Monday, September 14, 2009

Why would we want banking innovation?

When I first heard about the recovery of major banks' profits I was encouraged, we made a big public investment to prevent a complete crash and they had apparently used that to recover and return to some sense of normalcy.  In that sense the bailing out of financial institutions seemed to work, and should be applauded.  The trouble is that the way in which they've recovered is disturbing, effectively returning to the same way they did business before that caused the economic crisis.

Goldman Sachs, JPMorgan Chase and others - which have received tens of billions of dollars in federal aid - are once more betting big on bonds, commodities and exotic financial products, trading that nearly stopped during the financial crisis.
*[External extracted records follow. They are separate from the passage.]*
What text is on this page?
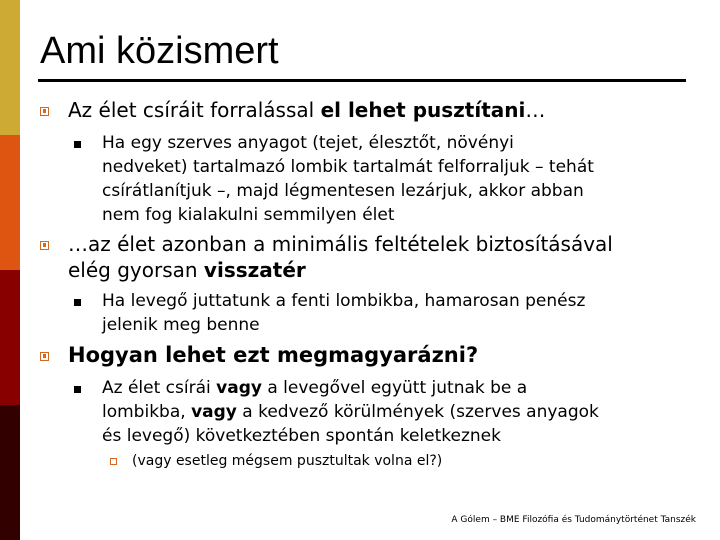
Ami közismert
Az élet csíráit forralással el lehet pusztítani…
Ha egy szerves anyagot (tejet, élesztőt, növényi
nedveket) tartalmazó lombik tartalmát felforraljuk – tehát
csírátlanítjuk –, majd légmentesen lezárjuk, akkor abban
nem fog kialakulni semmilyen élet
…az élet azonban a minimális feltételek biztosításával
elég gyorsan visszatér
Ha levegő juttatunk a fenti lombikba, hamarosan penész
jelenik meg benne
Hogyan lehet ezt megmagyarázni?
Az élet csírái vagy a levegővel együtt jutnak be a
lombikba, vagy a kedvező körülmények (szerves anyagok
és levegő) következtében spontán keletkeznek
(vagy esetleg mégsem pusztultak volna el?)
A Gólem – BME Filozófia és Tudománytörténet Tanszék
That Wall Street is making money again in essentially the same ways that thrust the banking system into chaos last fall is reason for concern on several levels, financial analysts and government officials say.

There have been no significant changes to the federal rules governing their behavior. Proposals that have been made to better monitor the financial system and to police the products banks sell to consumers have been held up by lobbyists, legislators and turf-protecting regulators
This has been my concern since the crisis began.  One thing I thought Obama would do that would be an important change would be to re-regulate banking institutions to prevent the kind of gambling that they engaged in that got us where they are.  Obama does have a proposal for re-regulation of banks, so the problem isn't being completely ignored. The thing is that I don't feel like Obama's heart is really in this one, and while I'm in no position to comment on what will be an effective banking regulation, I highly suspect that anything Obama proposes and anything Congress can get behind, doesn't really address the problem.  What I find bizarre here is the talking point in response to arguments for more regulation, that we don't want to "prevent innovation by over regulating."  This is a variation off a traditional free-market talking point that in some contexts has some validity, the thing is that it really doesn't here.  What I've never heard anyone mention in response to someone who says this however is why we would even want our banks innovating.  Personally I want my bank, in an ideal perfect world (that doesn't exist) to protect my money and use it to lend out to people who will be able to pay it back.  I do not want my bank to be innovative, I want it to do the normal stuff and not engage in complex investment schemes like credit default swaps.  Now Apple Computers on the other hand I do want to innovate, I want them to try to make the next step and advance technology, that's good for the world, complex methods of shuffling money around and trading as though they have value things that really don't have any on the other hand, is not productive or helpful to the world in any way.  Why have I never heard anybody bring this up, is innovation in the case of a bank, actually a good thing that we should be protective of when considering new regulations?

The lack of any changes in the regulation of financial institutions yet has allowed them to return huge profits again, but by doing the same things they were doing before, by being innovative, and in the profits screwing up real people's lives.  Sorry, but lets please not show deference to the innovation argument as we consider new regulations on the banking industry, and please lets get on this before they crash our economy by innovating again.